I got back to the house I’m staying at in Nahant around lunch time, took a nap and woke up hungry. I went out to the local Golf club for dinner with the gentleman that owns this great house, came back, and here I am writing.

Now tomorrow, I have to do the same thing except earlier in the morning. My treatments are at 8am …but hey, then the rest of the day is mine!

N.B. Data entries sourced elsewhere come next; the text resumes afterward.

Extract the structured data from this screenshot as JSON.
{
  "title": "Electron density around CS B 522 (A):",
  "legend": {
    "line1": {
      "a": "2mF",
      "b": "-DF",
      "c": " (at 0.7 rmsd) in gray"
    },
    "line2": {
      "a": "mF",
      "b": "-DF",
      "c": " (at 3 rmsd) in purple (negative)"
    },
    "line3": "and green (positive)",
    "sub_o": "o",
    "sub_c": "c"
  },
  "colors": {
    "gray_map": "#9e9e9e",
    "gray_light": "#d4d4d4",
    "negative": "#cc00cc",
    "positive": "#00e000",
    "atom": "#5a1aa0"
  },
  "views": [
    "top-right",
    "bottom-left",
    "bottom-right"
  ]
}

My computers are all fixed and ready to work … so hey, I’m in good shape considering what it could’ve been like. The only hard thing about this entire trip was, that initial drive out here. That feeling of loneliness and abandonment, which was never true in the first place. I have so many people going through this with me, that I really never, ever alone. It just felt that way while driving into something I totally didn’t understand.

The folks here at Nahant are simply unbelievably generous, friendly and understanding. What more could a person ask for?

Tomorrow, I hope to write about the place where I’m staying and if it’s a nice day take and post a few pics.